Thereafter, at the radiation calling interval specified in the namelist.atmosphere file, the current model state is transferred to the MPI tasks running the RRTMG schemes, and radiation tendencies computed from the lagged model state are transferred to the MPI tasks running the dynamics. In this way, the model dynamics running on the GPUs applies physics tendencies that were computed from a model state valid one radiation calling interval in the past.

A timeline of the model execution is illustrated in the figure, below.

Schematic representation of lagged radiation

Figure: Overlap of radiation executing on CPUs with other physics and dynamics executing on GPUs. \(\phi^m\) represents the model state after \(m\) dynamics steps, and \(\dot{\phi}^m_R\) represents the tendencies due to radiation computed from \(\phi^m\). The ratio of the radiation interval to the dynamics time step is \(n\).

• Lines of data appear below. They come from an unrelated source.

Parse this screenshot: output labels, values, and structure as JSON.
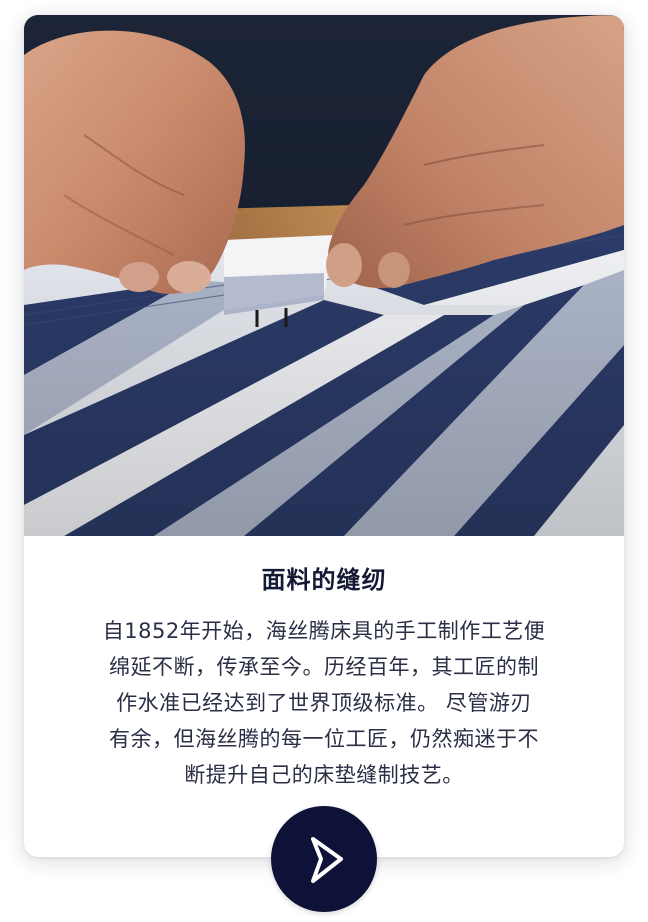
{
  "card": {
    "image_alt": "hands stitching blue and white striped fabric",
    "title": "面料的缝纫",
    "body_lines": [
      "自1852年开始，海丝腾床具的手工制作工艺便",
      "绵延不断，传承至今。历经百年，其工匠的制",
      "作水准已经达到了世界顶级标准。 尽管游刃",
      "有余，但海丝腾的每一位工匠，仍然痴迷于不",
      "断提升自己的床垫缝制技艺。"
    ]
  },
  "play_button": {
    "icon": "play-icon"
  },
  "colors": {
    "navy": "#0f1238",
    "stripe_blue": "#2c3c6a",
    "title_text": "#141a36",
    "body_text": "#2a2f45"
  }
}
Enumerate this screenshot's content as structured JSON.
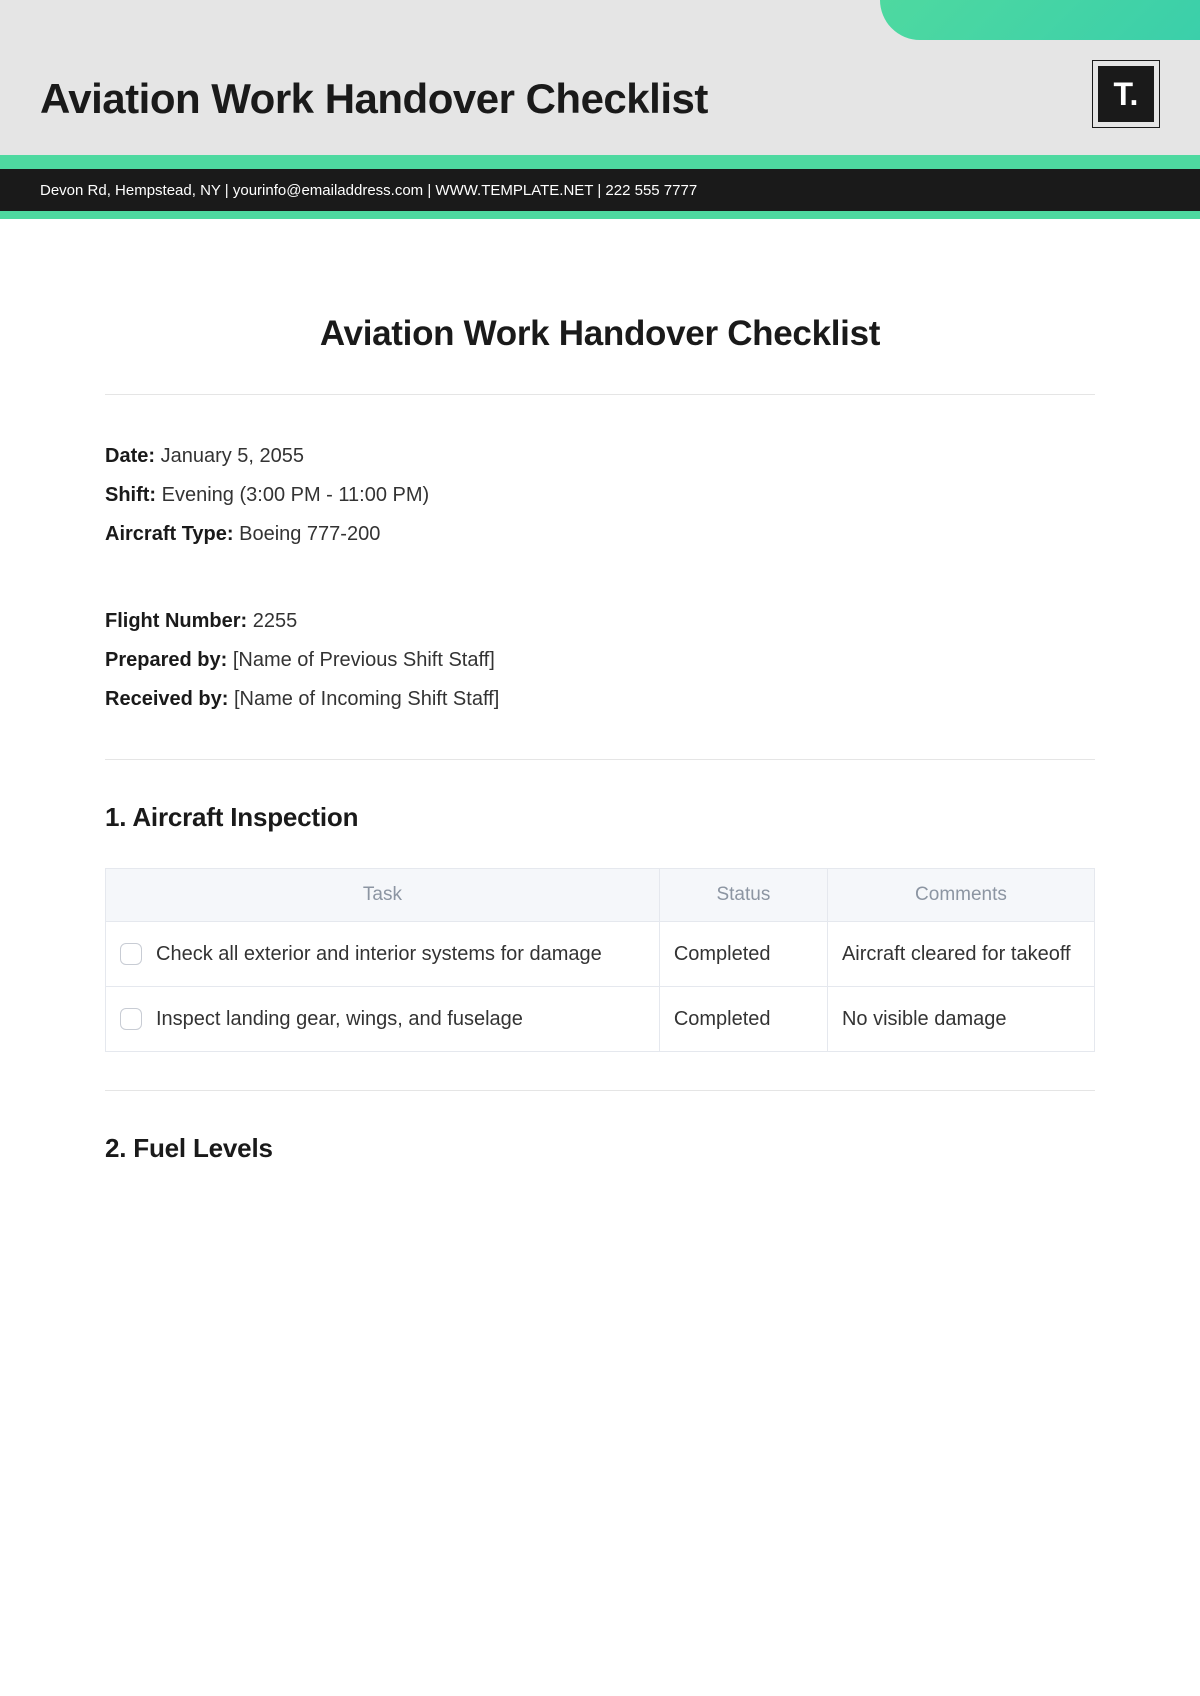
{
  "header": {
    "title": "Aviation Work Handover Checklist",
    "logo_text": "T.",
    "contact_line": "Devon Rd, Hempstead, NY | yourinfo@emailaddress.com | WWW.TEMPLATE.NET | 222 555 7777"
  },
  "document": {
    "title": "Aviation Work Handover Checklist"
  },
  "meta": {
    "date_label": "Date:",
    "date_value": " January 5, 2055",
    "shift_label": "Shift:",
    "shift_value": " Evening (3:00 PM - 11:00 PM)",
    "aircraft_label": "Aircraft Type:",
    "aircraft_value": " Boeing 777-200",
    "flight_label": "Flight Number:",
    "flight_value": " 2255",
    "prepared_label": "Prepared by:",
    "prepared_value": " [Name of Previous Shift Staff]",
    "received_label": "Received by:",
    "received_value": " [Name of Incoming Shift Staff]"
  },
  "sections": [
    {
      "heading": "1. Aircraft Inspection",
      "columns": {
        "task": "Task",
        "status": "Status",
        "comments": "Comments"
      },
      "rows": [
        {
          "task": " Check all exterior and interior systems for damage",
          "status": "Completed",
          "comments": "Aircraft cleared for takeoff"
        },
        {
          "task": "Inspect landing gear, wings, and fuselage",
          "status": "Completed",
          "comments": "No visible damage"
        }
      ]
    },
    {
      "heading": "2. Fuel Levels"
    }
  ]
}
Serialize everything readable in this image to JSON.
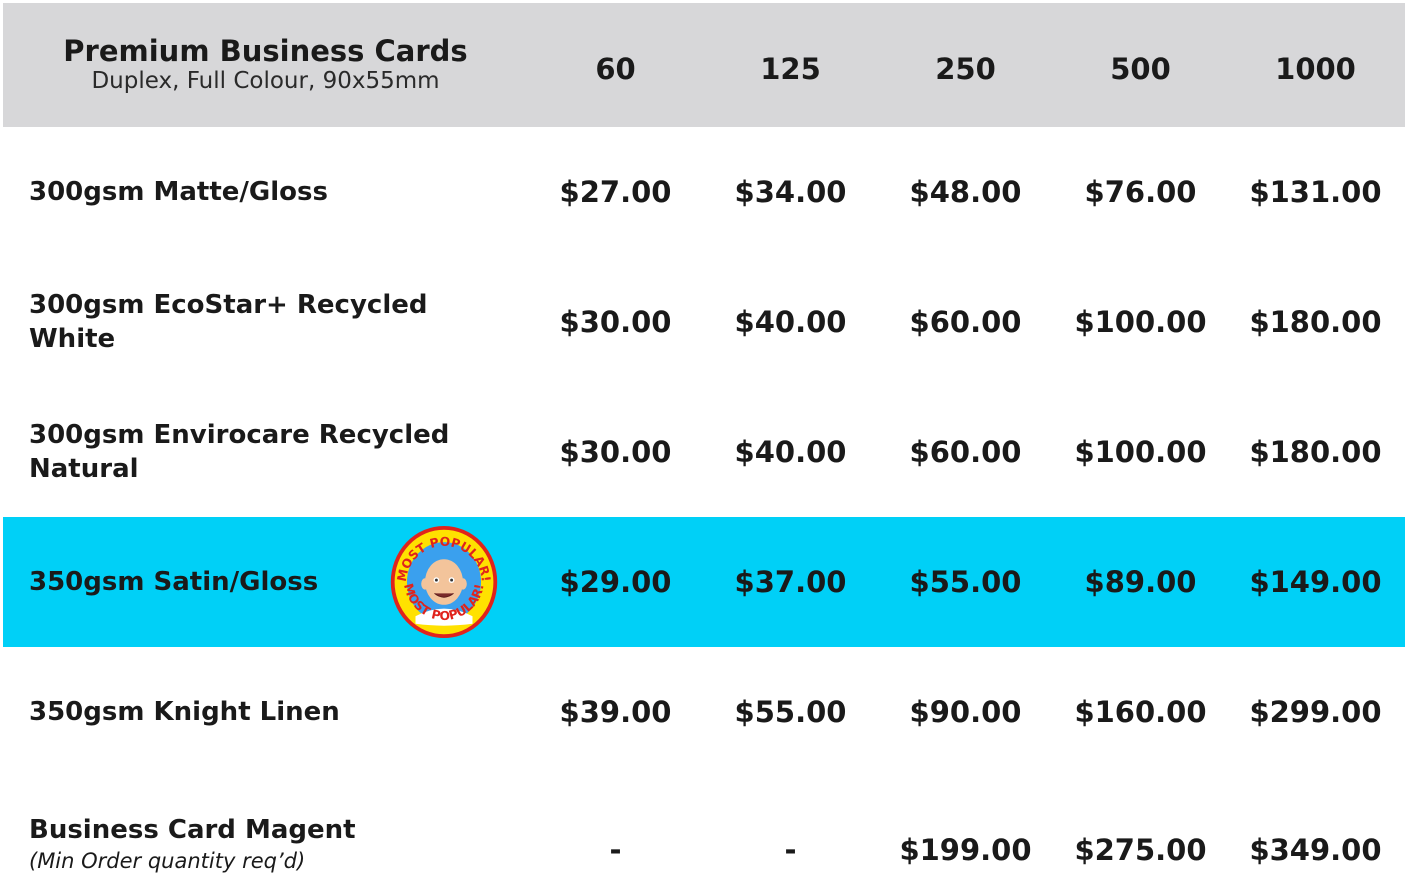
{
  "header": {
    "title": "Premium Business Cards",
    "subtitle": "Duplex, Full Colour, 90x55mm",
    "quantities": [
      "60",
      "125",
      "250",
      "500",
      "1000"
    ]
  },
  "rows": [
    {
      "label": "300gsm Matte/Gloss",
      "note": "",
      "prices": [
        "$27.00",
        "$34.00",
        "$48.00",
        "$76.00",
        "$131.00"
      ]
    },
    {
      "label": "300gsm EcoStar+ Recycled White",
      "note": "",
      "prices": [
        "$30.00",
        "$40.00",
        "$60.00",
        "$100.00",
        "$180.00"
      ]
    },
    {
      "label": "300gsm Envirocare Recycled Natural",
      "note": "",
      "prices": [
        "$30.00",
        "$40.00",
        "$60.00",
        "$100.00",
        "$180.00"
      ]
    },
    {
      "label": "350gsm Satin/Gloss",
      "note": "",
      "prices": [
        "$29.00",
        "$37.00",
        "$55.00",
        "$89.00",
        "$149.00"
      ],
      "highlighted": true
    },
    {
      "label": "350gsm Knight Linen",
      "note": "",
      "prices": [
        "$39.00",
        "$55.00",
        "$90.00",
        "$160.00",
        "$299.00"
      ]
    },
    {
      "label": "Business Card Magent",
      "note": "(Min Order quantity req’d)",
      "prices": [
        "-",
        "-",
        "$199.00",
        "$275.00",
        "$349.00"
      ]
    }
  ],
  "badge": {
    "text": "MOST POPULAR!",
    "icon": "bald-man-avatar-icon"
  },
  "colors": {
    "header_bg": "#d7d7d9",
    "highlight_bg": "#00d0f7",
    "badge_ring": "#ffe100",
    "badge_border": "#e0231c"
  }
}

The figure also illustrates an important point regarding model throughput: the time spent by the CPUs to call the RRTMG schemes should ideally match the time spent by the GPUs to run the rest of the model during each radiation coupling interval.

There are several parameters that may be used to balance the radiation computation with the computation in the rest of the model:

  1. The radiation calling interval, specified in the namelist.atmosphere file with the config_radtlw_interval and config_radtsw_interval options;

  2. the number of MPI ranks assigned to run the RRTMG schemes on CPUs; and

  3. the number of MPI ranks assigned to run the non-radiation physics and dynamics on GPUs.

The specification of the number of MPI ranks that will run on CPUs and on GPUs is described in more detail in the section on running the model.